Iraq | Perspectives II: Nightvision
During my embeds I was able to use U.S. military-issue night vision goggles, firmly attached to my camera by means of duct tape, dental floss, and occasionally, chewing gum, to make images that reveal a more menacing nocturnal version of Iraqʼs abandoned streets, cowering civilians, and anxious soldiers.
As with the window photographs, these night vision images were made through a barrier, a technology that allows only a few to pierce the darkness of the Iraqi night. Unlike "Windows," however, this perspective is more intimate. As soldiers weave through the houses and bedrooms of civilians during the nighttime military raids, they encounter the faces of the suspect and the innocent. The urgency and anxiety among these soldiers were as palpable as the terror in the faces of the Iraqi civilians.
With these two series, I aimed to create an “aesthetic bridge” that circumvented the usual depiction of the war, and surmounted public apathy to conventional news imagery.
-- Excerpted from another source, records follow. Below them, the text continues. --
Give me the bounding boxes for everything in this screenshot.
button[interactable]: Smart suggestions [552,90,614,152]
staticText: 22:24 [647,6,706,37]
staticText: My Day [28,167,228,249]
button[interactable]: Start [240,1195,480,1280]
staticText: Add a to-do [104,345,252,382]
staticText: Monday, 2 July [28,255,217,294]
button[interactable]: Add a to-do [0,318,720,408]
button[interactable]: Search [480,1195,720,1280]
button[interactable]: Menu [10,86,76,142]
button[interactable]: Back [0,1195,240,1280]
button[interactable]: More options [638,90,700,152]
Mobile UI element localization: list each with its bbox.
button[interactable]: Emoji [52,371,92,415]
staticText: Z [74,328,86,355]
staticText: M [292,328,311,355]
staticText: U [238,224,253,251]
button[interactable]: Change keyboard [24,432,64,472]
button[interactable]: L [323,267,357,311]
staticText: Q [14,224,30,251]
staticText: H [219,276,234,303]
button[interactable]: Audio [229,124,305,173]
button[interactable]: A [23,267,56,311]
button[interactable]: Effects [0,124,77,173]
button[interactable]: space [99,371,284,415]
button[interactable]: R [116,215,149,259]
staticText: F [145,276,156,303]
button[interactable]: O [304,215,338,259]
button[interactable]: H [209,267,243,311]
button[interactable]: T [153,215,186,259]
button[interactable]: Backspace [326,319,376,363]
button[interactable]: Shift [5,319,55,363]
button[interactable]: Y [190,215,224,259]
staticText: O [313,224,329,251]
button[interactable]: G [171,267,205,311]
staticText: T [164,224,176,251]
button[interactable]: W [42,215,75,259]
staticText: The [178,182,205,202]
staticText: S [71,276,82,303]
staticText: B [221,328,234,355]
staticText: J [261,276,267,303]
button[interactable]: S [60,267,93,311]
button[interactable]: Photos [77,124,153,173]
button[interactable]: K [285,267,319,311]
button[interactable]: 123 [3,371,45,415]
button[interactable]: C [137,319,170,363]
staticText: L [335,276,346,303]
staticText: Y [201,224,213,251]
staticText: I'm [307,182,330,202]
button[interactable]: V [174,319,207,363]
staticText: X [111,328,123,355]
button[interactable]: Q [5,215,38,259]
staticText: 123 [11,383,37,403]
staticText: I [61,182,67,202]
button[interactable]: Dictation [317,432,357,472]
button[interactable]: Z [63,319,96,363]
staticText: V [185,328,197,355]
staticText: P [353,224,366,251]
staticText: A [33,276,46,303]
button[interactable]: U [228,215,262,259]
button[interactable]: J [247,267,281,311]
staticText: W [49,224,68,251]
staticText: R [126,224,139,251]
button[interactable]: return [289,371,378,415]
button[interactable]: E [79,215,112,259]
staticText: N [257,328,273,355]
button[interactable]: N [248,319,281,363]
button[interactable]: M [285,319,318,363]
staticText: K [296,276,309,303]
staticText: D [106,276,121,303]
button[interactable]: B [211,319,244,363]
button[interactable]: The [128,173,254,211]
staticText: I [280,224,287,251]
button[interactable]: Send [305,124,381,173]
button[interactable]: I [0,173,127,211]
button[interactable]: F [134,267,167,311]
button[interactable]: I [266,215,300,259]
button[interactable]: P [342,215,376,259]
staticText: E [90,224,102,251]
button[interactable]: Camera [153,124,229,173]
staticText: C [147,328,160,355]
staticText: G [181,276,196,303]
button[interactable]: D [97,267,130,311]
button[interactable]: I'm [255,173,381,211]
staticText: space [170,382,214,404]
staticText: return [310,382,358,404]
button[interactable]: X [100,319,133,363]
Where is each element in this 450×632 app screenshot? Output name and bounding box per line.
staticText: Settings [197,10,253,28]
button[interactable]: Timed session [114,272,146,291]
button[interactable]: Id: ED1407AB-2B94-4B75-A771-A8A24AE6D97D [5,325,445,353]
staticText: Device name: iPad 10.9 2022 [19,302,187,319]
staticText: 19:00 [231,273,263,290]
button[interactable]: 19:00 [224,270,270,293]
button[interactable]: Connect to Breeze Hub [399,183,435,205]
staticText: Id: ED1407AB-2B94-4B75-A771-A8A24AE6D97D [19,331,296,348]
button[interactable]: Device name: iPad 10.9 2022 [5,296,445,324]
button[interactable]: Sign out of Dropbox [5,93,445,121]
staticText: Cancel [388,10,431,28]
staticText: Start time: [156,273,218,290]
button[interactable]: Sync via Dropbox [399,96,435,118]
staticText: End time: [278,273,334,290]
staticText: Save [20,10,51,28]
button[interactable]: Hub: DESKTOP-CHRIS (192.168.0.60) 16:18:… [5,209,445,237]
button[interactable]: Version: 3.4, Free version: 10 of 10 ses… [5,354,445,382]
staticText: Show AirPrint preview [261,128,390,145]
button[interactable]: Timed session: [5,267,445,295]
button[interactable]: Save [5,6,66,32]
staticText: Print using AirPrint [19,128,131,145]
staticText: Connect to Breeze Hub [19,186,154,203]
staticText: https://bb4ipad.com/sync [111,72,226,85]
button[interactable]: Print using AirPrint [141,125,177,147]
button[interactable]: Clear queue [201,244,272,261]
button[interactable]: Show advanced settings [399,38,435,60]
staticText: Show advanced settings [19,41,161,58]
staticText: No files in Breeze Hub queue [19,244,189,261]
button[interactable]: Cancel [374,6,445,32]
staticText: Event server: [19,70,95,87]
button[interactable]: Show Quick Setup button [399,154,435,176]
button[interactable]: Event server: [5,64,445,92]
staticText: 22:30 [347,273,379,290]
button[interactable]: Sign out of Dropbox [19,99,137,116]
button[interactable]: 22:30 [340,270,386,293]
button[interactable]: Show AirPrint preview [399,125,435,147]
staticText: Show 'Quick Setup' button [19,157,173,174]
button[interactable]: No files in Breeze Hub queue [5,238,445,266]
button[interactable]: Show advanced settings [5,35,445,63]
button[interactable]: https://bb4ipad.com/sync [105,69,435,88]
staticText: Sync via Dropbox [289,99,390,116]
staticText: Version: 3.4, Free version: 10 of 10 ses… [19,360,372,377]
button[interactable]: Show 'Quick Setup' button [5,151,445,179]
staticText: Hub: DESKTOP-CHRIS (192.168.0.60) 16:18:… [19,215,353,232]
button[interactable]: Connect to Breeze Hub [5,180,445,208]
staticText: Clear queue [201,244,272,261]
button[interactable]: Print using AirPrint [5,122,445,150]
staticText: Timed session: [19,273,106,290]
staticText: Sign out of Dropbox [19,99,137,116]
I hope that viewers are compelled to question the meaning of these devastating events and their long-lasting effects on Americans and Iraqis.
More often than not, the rest of Iraq, like the rest of us, are left in the dark, but I hope that these images provide the viewer with momentary illumination about the fear and desperation that is war.
All of the photographs in this book were taken over a six-year period, from 2003 to 2008.